This article originally appeared in the Fall 2025 issue of On The Level.
Vestibular disorders affect the inner ear and brain areas that control balance and spatial orientation. They can cause dizziness, vertigo, unsteadiness, and other symptoms that can be confusing and overwhelming.
These conditions are notoriously hard to diagnose because symptoms often overlap between different disorders. For example, someone with Menière’s disease, vestibular migraine, or persistent postural-perceptual dizziness (PPPD) might all report similar sensations, even though the underlying causes and treatments are different.
Traditionally, doctors rely on a combination of patient history, symptom descriptions, physical exams, and special tests to make a diagnosis. This process takes skill, experience, and time—and it’s not unusual for patients to see several specialists before getting the right answer.
The Goal of the Study
Researchers wanted to see if they could build a machine learning (ML) tool—a type of artificial intelligence—that could help doctors sort through the clues and narrow down the possibilities for six common vestibular disorders:
- Menière’s Disease (MD) – often includes vertigo, hearing loss, and tinnitus.
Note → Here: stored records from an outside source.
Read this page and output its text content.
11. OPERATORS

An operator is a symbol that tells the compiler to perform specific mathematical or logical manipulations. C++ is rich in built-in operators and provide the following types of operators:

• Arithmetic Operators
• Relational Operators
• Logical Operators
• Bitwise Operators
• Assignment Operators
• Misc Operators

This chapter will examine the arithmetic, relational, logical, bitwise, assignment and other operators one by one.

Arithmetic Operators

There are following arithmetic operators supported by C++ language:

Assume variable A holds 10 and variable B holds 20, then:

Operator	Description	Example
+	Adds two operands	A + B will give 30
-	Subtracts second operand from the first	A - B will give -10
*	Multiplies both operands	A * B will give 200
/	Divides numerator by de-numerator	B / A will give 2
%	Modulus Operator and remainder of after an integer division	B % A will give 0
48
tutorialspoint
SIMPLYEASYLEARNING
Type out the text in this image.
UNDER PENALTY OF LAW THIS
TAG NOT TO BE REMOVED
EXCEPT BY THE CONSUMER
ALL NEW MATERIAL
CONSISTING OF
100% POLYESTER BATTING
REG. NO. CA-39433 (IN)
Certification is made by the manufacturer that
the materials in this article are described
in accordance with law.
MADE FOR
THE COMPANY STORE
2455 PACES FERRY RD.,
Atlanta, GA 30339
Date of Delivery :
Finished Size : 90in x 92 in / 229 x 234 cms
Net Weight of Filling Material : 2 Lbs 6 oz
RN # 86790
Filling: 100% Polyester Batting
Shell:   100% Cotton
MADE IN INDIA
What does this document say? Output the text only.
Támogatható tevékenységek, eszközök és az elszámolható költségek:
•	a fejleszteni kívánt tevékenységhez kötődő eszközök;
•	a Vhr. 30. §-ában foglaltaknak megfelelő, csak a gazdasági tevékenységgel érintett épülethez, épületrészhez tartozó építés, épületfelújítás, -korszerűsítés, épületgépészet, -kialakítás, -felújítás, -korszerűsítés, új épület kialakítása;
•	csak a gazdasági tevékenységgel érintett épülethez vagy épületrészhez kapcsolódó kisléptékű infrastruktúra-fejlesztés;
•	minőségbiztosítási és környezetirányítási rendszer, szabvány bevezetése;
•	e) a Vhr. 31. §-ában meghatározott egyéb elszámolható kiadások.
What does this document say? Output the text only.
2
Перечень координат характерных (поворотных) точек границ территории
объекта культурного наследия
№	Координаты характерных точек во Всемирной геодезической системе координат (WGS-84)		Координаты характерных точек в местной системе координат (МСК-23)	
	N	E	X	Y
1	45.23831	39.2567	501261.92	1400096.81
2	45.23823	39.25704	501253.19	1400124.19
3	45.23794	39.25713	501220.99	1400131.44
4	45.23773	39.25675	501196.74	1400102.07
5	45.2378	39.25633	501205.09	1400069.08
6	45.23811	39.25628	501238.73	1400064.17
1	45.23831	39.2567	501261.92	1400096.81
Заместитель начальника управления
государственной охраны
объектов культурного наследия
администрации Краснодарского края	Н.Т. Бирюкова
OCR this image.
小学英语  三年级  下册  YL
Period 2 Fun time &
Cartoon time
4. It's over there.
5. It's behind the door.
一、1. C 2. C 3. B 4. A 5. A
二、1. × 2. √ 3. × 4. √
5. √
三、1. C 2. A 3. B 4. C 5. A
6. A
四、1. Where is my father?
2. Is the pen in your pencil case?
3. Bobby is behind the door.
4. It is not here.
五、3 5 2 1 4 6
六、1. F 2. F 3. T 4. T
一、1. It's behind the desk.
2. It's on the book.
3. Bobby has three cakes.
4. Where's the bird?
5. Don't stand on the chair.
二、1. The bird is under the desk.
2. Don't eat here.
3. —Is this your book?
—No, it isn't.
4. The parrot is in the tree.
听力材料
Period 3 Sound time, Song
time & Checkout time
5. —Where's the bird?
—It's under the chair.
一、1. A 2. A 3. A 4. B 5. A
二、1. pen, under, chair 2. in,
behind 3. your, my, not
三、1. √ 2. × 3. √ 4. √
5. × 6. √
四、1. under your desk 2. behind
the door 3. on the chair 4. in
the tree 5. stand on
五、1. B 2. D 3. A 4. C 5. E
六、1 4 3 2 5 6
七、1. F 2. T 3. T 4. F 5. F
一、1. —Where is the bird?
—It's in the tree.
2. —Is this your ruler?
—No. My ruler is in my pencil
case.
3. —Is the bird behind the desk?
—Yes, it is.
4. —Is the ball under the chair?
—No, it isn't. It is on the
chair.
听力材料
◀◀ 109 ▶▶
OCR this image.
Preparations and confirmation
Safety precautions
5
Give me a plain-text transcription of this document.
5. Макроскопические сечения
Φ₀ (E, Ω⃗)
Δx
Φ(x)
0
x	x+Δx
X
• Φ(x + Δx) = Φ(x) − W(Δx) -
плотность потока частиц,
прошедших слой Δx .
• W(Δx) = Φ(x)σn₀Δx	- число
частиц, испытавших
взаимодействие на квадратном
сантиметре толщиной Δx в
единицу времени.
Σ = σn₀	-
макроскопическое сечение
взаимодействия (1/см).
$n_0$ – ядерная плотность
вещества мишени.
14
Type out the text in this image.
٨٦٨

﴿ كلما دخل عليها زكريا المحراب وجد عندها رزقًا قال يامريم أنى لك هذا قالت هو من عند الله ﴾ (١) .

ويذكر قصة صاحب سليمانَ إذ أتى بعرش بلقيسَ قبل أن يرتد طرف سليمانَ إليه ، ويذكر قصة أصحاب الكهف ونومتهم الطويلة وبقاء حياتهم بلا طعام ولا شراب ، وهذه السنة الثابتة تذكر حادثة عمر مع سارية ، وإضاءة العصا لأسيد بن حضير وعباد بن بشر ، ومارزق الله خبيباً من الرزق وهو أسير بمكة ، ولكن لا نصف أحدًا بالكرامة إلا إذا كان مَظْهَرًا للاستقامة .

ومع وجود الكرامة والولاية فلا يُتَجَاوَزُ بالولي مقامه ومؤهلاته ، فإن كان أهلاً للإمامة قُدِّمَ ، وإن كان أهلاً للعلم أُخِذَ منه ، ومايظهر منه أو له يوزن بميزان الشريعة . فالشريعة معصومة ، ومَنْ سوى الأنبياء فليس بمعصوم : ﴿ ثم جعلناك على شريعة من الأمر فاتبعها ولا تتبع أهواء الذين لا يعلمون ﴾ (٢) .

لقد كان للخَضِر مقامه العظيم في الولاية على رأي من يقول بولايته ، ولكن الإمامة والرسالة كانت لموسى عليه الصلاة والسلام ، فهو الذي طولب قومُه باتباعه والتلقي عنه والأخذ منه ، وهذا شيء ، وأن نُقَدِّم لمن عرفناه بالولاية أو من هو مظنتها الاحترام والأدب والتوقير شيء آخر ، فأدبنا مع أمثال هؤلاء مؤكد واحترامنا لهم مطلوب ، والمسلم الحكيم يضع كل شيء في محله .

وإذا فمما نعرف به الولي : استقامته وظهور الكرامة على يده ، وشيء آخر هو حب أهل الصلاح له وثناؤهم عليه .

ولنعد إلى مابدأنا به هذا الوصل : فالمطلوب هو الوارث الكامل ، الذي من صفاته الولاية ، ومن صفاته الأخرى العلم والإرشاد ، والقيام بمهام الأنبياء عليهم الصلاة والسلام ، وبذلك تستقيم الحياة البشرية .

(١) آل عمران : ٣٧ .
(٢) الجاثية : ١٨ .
- Benign Paroxysmal Positional Vertigo (BPPV) – brief vertigo triggered by head position changes.
- Vestibulopathy (VEST) – damage to the balance organs in the inner ear.
- Hemodynamic Orthostatic Dizziness (HOD) – dizziness related to changes in blood pressure when standing up.
- Vestibular Migraine (VM) – migraine attacks that include dizziness or vertigo.
- Persistent Postural-Perceptual Dizziness (PPPD) – ongoing dizziness or unsteadiness not caused by a current structural problem in the ear.
How the Model Was Built
The team started with a large pool of information from real patient histories—details like symptoms, triggers, and test results. They used a two-step process to decide which pieces of information to include:
- Computer analysis to find features most helpful for distinguishing between disorders.
- Input from medical experts to make sure the chosen features were practical and made sense clinically.
This produced 50 key “features” for the model to learn from.
They then trained a type of ML algorithm called CatBoost, which is especially good at handling complex medical data. The model was tuned to be:
Very sensitive to common, less invasive-to-treat disorders like BPPV and vestibular migraine (to catch as many cases as possible).
Very specific for conditions like Menière’s and HOD, where unnecessary or incorrect treatments could be harmful.
How Well It Worked
When tested, the model’s overall accuracy was 88.4%. Of all the cases:
- 60.9% were exactly right.
- 27.5% were close—pointing to a similar disorder.
- 11.6% were wrong.
Why This Matters
This tool could help doctors—especially those who aren’t vestibular specialists—make faster, more accurate diagnoses, leading to better treatment decisions and fewer unnecessary tests. It could also be a useful teaching aid for new clinicians learning to evaluate dizziness.
Limitations
While promising, the study has some important caveats:
- Limited scope – It only covers six vestibular disorders. Many others (like acoustic neuroma or labyrinthitis) aren’t included.
- Data source – The model was trained on a specific dataset. Its performance might change if used in other clinics or populations.
- Not a replacement for doctors – It’s meant to assist, not replace, a full clinical evaluation. Human judgment remains essential, especially for rare or complicated cases.
- Accuracy gaps – About 40% of cases were either close-but-not-quite or wrong, so results must be interpreted with caution.
Bottom Line
The study shows that a carefully designed machine learning tool, built with both computer algorithms and medical expertise, can be a helpful partner in diagnosing vestibular disorders. It’s not perfect and won’t replace the need for an experienced clinician, but it could speed up diagnosis, reduce errors, and improve care for people struggling with dizziness and balance problems.
Source
Callejas Pastor, C.A., Ryu, H.T., Joo, J.S. et al. Clinical decision support for vestibular diagnosis: large-scale machine learning with lived experience coaching. npj Digit. Med. 8, 487 (2025). https://doi.org/10.1038/s41746-025-01880-z
Expert Perspective – Limitations of the Study
VeDA Board President and Associate Professor of Neurology and Otolaryngology-Head and Neck Surgery at Johns Hopkins University, Dr. Amir Kheradmand, MD, offered this perspective:
“This tool shows promise, but it’s important to remember how its performance was measured. The model was trained and evaluated against the opinions of vestibular specialists, rather than confirmed diagnoses. In that sense, it reflects how closely the system can mirror an expert’s clinical judgment based on the information available, rather than how it performs against a definitive diagnostic gold standard.”